Make Your Bed

The path towards recovery.

Posted Apr 18, 2018

Photo by Raphael Schaller on Unsplash
Source: Photo by Raphael Schaller on Unsplash

It may seem like a simple task. Wake up and make your bed. But how many addicts do this? The truth is, addicts are the least likely to make their bed.

Why is this simple act such a difficult task? Part of it is that an addict’s life is simply out of control. With this lack of manageability comes with it a desire to continue to chase the high, whatever the craving(s) might be. In doing so, a person’s desire to care for self and his surroundings may take a low priority. That is why in addiction recovery, making your bed can be a vital first step (in addition to therapy, group support, etc.).

But making your bed can’t be done begrudgingly. It can’t be done just because someone is asking or telling you to do so. No, to truly transcend the obligatory routine of making your bed and elevate it to the level of a “spiritual awakening”, you must surrender to the process.  
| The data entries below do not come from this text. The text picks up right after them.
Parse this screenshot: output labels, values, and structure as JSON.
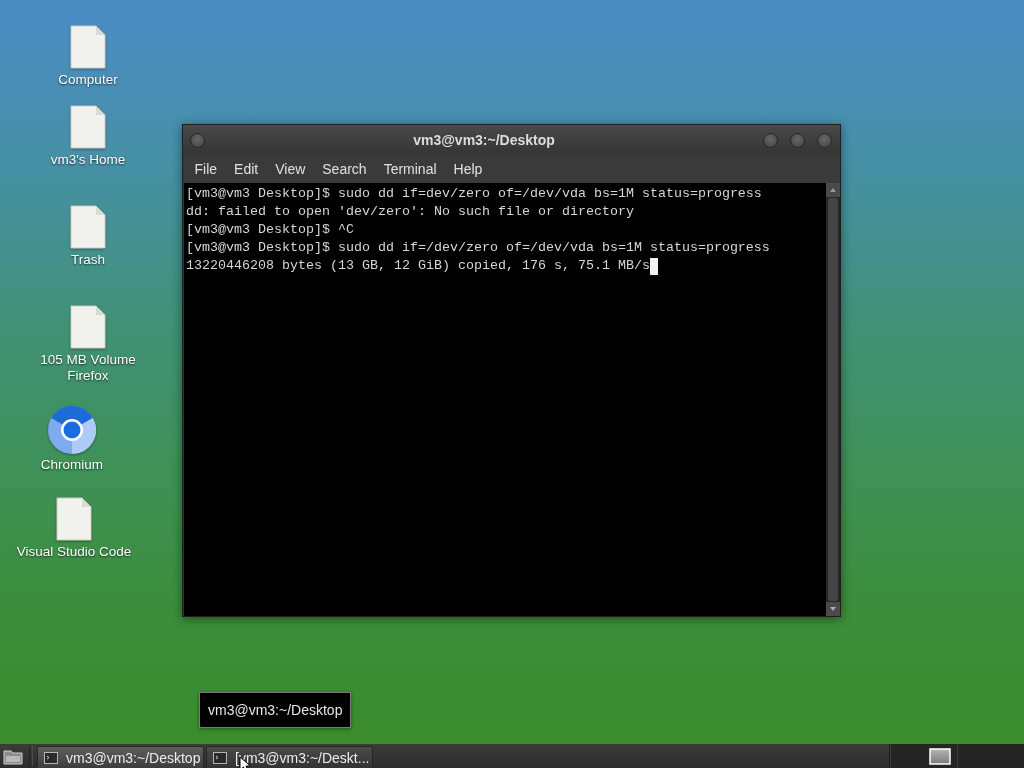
{
  "desktop": {
    "icons": [
      {
        "label": "Computer",
        "kind": "file"
      },
      {
        "label": "vm3's Home",
        "kind": "file"
      },
      {
        "label": "Trash",
        "kind": "file"
      },
      {
        "label": "105 MB Volume",
        "kind": "file",
        "overlaid_label": "Firefox"
      },
      {
        "label": "Chromium",
        "kind": "chromium"
      },
      {
        "label": "Visual Studio Code",
        "kind": "file"
      }
    ]
  },
  "terminal_window": {
    "title": "vm3@vm3:~/Desktop",
    "menu": [
      "File",
      "Edit",
      "View",
      "Search",
      "Terminal",
      "Help"
    ],
    "lines": [
      "[vm3@vm3 Desktop]$ sudo dd if=dev/zero of=/dev/vda bs=1M status=progress",
      "dd: failed to open 'dev/zero': No such file or directory",
      "[vm3@vm3 Desktop]$ ^C",
      "[vm3@vm3 Desktop]$ sudo dd if=/dev/zero of=/dev/vda bs=1M status=progress",
      "13220446208 bytes (13 GB, 12 GiB) copied, 176 s, 75.1 MB/s"
    ],
    "cursor": true
  },
  "tooltip": {
    "text": "vm3@vm3:~/Desktop"
  },
  "taskbar": {
    "tasks": [
      {
        "label": "vm3@vm3:~/Desktop",
        "selected": true
      },
      {
        "label": "[vm3@vm3:~/Deskt...",
        "selected": false
      }
    ]
  }
}
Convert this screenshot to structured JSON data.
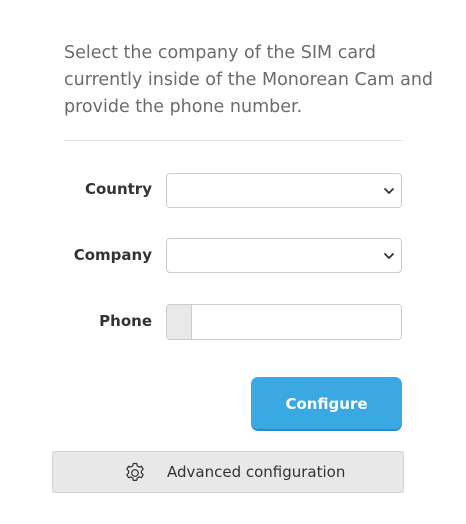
{
  "intro": {
    "text": "Select the company of the SIM card currently inside of the Monorean Cam and provide the phone number."
  },
  "form": {
    "country": {
      "label": "Country",
      "value": ""
    },
    "company": {
      "label": "Company",
      "value": ""
    },
    "phone": {
      "label": "Phone",
      "prefix": "",
      "value": ""
    }
  },
  "buttons": {
    "configure": "Configure",
    "advanced": "Advanced configuration"
  },
  "colors": {
    "primary": "#3aa9e3",
    "secondary_bg": "#e8e8e8",
    "muted_text": "#6b6b6b"
  },
  "icons": {
    "dropdown": "chevron-down-icon",
    "advanced": "gear-icon"
  }
}
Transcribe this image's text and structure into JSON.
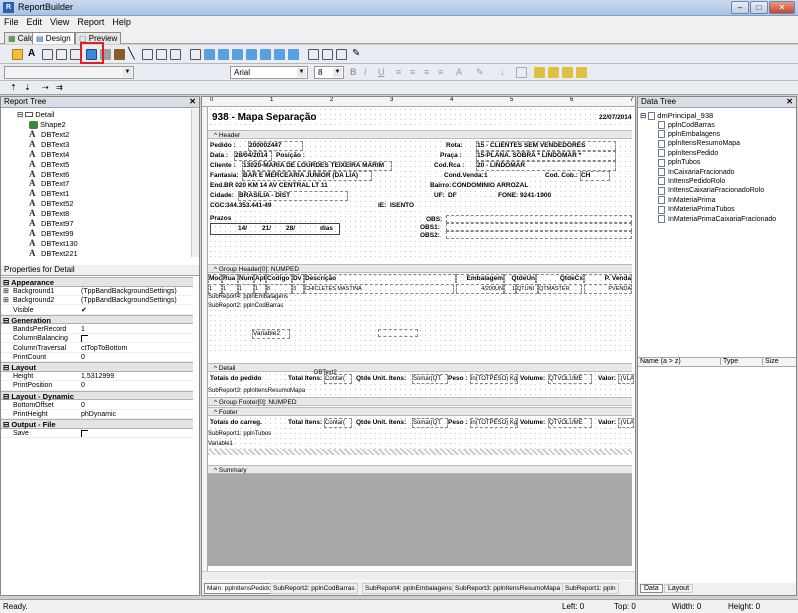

Surrendering means learning to make the bed not because you’re hearing childhood echoes of your parents beseeching you to do so. It means you have let go of the past and are doing it for the present. The present moment I’m referring to is one where you can slow yourself down deliberately enough for this short but deeply meditative moment to say, my bed matters not because it looks neater and tidier (though that is a side benefit) but because I care enough about myself to not be ruled by the rush of the upcoming day. Whether they are school or work responsibilities, the emotional or relational concerns you might be carrying, the deadlines you’re trying to meet, making your bed is a statement to the world and to yourself that all of that can wait.

And especially for addicts in recovery, if this ritual is done daily and consistently over time, with a spirit of humility and conscious awareness towards slowing down, the benefits will be two-fold. The addict will recognize one is not ruled by the demands of this world, nor is he/she ruled by the need for addiction.